Physical Artificial Intelligence for Powering the Next Revolution in Robotics
Atul Thakur, Krishnanand N. Kaipa, Ashis G. Banerjee, David J. Cappelleri, Venkat Krovi, Satyandra K. Gupta
Abstract
Abstract Physical artificial intelligence (AI) is driving the next revolution in robotics by grounding perception, action, and cognition within a robot’s physical structure. Unlike traditional systems that rely on disembodied reasoning and preprogrammed control, physical AI leverages sensorimotor coupling to enable real-time adaptation, experiential learning, and generalized task performance. Advances in machine learning, high-fidelity simulations, and multimodal sensing have accelerated progress toward real-world deployment. This position article articulates a unifying perspective on physical AI, outlining its conceptual evolution, defining system-level principles, and analyzing key functional subsystems, such as situational awareness, mapping, planning, control, and human–robot interaction.
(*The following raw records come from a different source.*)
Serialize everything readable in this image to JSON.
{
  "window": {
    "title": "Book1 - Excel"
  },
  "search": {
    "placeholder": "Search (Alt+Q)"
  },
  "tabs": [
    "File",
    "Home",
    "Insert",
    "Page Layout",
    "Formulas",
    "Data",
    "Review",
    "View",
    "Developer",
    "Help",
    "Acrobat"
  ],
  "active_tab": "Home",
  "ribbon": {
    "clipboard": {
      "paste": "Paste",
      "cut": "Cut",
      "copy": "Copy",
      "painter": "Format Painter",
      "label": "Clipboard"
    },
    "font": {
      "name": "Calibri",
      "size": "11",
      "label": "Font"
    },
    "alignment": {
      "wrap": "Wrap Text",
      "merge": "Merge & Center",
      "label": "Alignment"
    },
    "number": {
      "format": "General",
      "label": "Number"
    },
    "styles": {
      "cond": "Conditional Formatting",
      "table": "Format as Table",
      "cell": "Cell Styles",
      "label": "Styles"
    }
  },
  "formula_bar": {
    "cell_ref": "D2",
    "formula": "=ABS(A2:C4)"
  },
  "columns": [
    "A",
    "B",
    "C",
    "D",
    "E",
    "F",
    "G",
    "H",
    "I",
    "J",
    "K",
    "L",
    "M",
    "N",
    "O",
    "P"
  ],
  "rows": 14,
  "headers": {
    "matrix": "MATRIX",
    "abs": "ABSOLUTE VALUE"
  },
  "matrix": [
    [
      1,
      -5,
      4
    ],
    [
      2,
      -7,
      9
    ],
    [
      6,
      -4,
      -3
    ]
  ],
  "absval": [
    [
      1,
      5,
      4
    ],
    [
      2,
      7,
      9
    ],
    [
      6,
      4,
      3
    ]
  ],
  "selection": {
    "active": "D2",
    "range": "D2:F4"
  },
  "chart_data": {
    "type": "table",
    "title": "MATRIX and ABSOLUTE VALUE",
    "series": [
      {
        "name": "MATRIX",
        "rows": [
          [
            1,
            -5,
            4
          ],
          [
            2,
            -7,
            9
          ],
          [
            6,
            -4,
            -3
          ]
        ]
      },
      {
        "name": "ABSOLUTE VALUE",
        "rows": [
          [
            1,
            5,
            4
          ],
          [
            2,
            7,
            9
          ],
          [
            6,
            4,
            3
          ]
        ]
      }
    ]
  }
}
It provides a domain-wise readiness assessment across manufacturing, healthcare, logistics, agriculture, service robotics, and space exploration, highlighting opportunities and limitations. Finally, it identifies critical challenges—real-time performance, cybersecurity, benchmarking, safety, interpretability, and energy efficiency—and proposes codesign principles and evaluation frameworks to guide future research. By synthesizing these elements, the article positions physical AI as a foundational paradigm for trustworthy, adaptive, and mission-ready robotic systems, offering readers a roadmap for research priorities, cross-domain insights, and practical implications that will shape the next era of robotics.